As described above, according to the present invention, by controlling the pressure increase operation based on the preset reference pressure increase stroke and the pressure increase start signal transmission position obtained from the stroke end position in the previous injection cycle, various pressure increase operations are performed. Automatic correction can be performed for fluctuations and the like, and an appropriate pressure increasing operation can always be performed.

[Brief description of the drawings]

FIG. 1 is a hydraulic circuit diagram showing an embodiment of the present invention, FIG. 2 is a cross-sectional view showing a main part of the embodiment, FIG. 3 is a cross-sectional view showing a main part of an injection cylinder, and FIG. FIG. 5 is a flow chart showing a processing procedure of the embodiment, FIG. 6 is a sectional view showing a basic configuration of a conventional die casting machine, and FIG. 7 is a conventional die casting machine. FIGS. 8 and 9 are hydraulic circuit diagrams showing a driving method in a conventional die casting machine, respectively. 10 …… Single acting cylinder, 15 …… Single acting encoder, 20 ……
Pressure booster cylinder, 25 Pressure booster encoder, 30 Control means, 33 Stroke end detection unit, 34 Pressure boost stroke setting unit, 37 Pressure boost start signal transmission position setting unit, 38
... Pressure increase start signal transmission position detector.

Claims (2)

(57) [Claims] An injection control method for a die-casting machine in which a single-acting cylinder is advanced to perform filling when a molten metal is injected, and then a pressure-intensifying cylinder is advanced to increase pressure.

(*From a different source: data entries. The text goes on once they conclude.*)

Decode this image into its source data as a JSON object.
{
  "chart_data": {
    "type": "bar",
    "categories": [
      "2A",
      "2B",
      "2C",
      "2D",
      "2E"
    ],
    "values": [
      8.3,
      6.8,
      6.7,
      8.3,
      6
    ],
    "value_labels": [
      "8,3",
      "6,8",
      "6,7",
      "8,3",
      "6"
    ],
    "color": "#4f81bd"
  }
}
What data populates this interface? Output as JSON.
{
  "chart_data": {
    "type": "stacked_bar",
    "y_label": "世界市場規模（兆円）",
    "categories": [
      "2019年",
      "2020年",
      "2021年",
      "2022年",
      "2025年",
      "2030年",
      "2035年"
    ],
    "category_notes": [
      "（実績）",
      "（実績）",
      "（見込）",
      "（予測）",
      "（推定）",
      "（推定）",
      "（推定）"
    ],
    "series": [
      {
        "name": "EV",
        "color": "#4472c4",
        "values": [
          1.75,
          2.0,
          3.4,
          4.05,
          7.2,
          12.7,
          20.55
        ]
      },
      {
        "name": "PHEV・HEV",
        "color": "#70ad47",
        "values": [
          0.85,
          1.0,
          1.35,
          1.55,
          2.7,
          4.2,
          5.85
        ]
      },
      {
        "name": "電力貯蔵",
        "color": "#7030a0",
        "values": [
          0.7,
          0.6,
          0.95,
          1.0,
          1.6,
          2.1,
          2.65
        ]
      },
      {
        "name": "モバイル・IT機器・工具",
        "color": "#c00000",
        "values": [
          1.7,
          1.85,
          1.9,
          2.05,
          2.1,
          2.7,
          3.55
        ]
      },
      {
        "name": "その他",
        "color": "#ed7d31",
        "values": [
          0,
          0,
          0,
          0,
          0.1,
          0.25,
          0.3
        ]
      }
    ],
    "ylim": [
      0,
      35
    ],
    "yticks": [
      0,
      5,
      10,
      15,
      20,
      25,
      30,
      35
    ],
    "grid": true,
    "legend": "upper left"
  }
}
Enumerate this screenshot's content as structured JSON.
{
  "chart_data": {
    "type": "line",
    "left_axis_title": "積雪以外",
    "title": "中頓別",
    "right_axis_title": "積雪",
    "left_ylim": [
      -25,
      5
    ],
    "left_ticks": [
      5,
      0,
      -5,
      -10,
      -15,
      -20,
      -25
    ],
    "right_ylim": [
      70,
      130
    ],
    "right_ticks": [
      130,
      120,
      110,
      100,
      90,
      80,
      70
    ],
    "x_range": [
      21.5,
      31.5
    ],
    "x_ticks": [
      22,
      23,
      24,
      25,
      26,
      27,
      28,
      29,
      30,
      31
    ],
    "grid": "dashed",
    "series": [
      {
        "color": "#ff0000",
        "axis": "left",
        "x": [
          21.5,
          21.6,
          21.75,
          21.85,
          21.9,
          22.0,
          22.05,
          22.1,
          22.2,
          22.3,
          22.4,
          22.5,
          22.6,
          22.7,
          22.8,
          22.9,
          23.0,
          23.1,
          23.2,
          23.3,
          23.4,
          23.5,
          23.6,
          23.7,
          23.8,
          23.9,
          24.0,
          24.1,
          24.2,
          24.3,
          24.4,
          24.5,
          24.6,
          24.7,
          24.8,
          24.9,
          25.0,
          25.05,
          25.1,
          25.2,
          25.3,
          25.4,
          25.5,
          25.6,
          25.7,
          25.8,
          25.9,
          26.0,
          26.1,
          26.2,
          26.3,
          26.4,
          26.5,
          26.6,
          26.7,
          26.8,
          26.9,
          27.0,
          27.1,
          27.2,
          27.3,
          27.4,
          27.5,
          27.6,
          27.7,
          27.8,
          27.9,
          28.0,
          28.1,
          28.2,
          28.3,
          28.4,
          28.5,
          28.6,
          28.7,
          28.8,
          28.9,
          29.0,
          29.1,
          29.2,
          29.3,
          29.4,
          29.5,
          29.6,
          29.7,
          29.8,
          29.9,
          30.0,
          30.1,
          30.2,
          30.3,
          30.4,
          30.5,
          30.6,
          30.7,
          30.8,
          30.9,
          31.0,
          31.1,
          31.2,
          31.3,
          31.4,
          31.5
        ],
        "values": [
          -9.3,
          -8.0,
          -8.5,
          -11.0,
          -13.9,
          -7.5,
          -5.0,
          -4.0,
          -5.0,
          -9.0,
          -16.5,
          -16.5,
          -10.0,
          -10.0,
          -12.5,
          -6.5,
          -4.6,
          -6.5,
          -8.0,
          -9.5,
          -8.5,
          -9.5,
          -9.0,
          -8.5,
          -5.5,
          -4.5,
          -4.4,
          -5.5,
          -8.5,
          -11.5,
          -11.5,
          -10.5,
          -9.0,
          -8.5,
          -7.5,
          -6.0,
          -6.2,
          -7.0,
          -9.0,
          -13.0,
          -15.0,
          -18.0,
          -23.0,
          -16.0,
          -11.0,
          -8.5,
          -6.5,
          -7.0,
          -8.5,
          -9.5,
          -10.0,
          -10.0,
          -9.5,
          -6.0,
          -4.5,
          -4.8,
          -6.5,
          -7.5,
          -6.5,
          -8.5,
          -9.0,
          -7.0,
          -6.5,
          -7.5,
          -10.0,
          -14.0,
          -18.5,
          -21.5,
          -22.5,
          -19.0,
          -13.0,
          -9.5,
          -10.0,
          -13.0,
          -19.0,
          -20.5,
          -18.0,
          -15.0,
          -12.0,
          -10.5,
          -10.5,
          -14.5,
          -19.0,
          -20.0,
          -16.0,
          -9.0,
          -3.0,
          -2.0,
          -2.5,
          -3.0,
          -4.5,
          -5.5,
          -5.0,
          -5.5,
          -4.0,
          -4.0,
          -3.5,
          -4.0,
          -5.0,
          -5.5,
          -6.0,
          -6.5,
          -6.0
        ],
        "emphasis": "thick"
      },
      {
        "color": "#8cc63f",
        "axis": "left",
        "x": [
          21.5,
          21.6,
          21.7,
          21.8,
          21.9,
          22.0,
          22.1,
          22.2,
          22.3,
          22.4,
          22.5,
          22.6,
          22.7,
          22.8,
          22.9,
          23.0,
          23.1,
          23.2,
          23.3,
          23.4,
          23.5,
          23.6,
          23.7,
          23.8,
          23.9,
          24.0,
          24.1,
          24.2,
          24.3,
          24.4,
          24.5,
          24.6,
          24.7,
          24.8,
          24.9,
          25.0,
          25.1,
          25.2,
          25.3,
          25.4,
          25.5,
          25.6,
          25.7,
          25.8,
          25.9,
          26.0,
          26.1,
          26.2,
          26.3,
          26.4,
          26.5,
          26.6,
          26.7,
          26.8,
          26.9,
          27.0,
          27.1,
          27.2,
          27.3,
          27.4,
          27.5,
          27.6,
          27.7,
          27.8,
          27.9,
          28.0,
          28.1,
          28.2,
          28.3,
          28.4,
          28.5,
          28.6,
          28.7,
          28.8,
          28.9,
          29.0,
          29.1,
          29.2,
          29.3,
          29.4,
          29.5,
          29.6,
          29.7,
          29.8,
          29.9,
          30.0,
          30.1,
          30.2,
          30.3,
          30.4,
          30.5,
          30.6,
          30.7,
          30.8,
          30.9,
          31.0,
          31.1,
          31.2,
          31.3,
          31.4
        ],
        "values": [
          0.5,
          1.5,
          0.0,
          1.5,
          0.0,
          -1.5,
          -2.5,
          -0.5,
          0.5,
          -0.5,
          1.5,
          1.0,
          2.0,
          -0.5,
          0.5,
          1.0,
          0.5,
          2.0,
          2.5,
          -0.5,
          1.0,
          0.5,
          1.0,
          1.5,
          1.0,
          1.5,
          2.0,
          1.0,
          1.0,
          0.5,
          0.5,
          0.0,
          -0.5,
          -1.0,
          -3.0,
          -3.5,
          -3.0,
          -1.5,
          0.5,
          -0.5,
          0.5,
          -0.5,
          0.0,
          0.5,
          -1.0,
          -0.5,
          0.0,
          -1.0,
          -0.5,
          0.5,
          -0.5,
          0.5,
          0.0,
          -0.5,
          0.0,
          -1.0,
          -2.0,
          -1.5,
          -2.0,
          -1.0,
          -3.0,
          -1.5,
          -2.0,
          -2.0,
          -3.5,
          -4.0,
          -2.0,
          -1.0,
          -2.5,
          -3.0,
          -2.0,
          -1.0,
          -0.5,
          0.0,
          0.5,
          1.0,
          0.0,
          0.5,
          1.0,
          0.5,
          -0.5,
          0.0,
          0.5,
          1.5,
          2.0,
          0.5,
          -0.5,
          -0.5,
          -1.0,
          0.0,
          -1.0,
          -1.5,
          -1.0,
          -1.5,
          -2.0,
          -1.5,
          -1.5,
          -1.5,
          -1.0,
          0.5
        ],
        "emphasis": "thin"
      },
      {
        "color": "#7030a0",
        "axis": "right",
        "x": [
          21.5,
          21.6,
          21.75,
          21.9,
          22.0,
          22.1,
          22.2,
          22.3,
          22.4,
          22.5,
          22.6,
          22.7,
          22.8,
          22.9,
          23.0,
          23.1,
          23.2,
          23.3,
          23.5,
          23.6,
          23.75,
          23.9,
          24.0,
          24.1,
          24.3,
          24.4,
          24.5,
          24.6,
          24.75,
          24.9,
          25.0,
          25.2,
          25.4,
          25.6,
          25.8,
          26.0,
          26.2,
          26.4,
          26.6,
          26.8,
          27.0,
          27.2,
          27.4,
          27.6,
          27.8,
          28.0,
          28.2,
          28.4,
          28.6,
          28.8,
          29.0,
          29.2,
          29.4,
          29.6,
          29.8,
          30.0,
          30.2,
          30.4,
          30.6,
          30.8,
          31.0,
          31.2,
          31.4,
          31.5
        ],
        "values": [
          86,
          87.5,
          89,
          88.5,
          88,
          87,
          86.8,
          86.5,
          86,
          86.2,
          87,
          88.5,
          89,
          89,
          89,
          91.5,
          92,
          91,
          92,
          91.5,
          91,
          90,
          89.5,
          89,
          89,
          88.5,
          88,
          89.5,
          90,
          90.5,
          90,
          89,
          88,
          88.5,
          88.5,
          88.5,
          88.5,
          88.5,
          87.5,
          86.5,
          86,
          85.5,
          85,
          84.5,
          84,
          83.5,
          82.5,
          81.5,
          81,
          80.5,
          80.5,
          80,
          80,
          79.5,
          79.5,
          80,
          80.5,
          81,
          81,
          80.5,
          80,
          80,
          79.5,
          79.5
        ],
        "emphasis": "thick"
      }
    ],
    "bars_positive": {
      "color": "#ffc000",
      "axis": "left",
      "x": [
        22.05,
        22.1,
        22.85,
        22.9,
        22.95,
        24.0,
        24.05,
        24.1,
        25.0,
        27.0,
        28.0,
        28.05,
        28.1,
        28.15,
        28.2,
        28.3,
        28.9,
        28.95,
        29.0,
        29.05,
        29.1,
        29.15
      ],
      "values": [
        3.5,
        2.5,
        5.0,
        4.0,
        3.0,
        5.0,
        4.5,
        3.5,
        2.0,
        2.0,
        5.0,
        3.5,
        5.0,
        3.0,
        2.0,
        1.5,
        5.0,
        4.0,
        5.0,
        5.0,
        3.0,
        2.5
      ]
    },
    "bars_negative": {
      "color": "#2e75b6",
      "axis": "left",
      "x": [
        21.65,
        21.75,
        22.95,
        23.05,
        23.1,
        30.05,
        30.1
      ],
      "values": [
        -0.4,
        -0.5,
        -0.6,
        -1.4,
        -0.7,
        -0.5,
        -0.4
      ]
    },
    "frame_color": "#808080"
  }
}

Detects the stroke end position after the pressure is completed, sets the pressure increase start signal transmission position before the position by the reference pressure increase stroke set in advance, and advances the single-acting cylinder to advance the molten metal in the next injection cycle. An injection control method for a die casting machine, characterized in that when the stroke of a single-acting cylinder that is being charged and moving forward reaches a pressure-increasing start signal transmission position, a pressure-increasing start signal for instructing the pressure-intensifying cylinder to advance is transmitted. 2. The injection control of a die-casting machine according to claim 1, wherein an actual stroke of the pressure-intensifying cylinder is detected and a pressure-intensifying start signal transmission position is adjusted so that the stroke is constant. Method.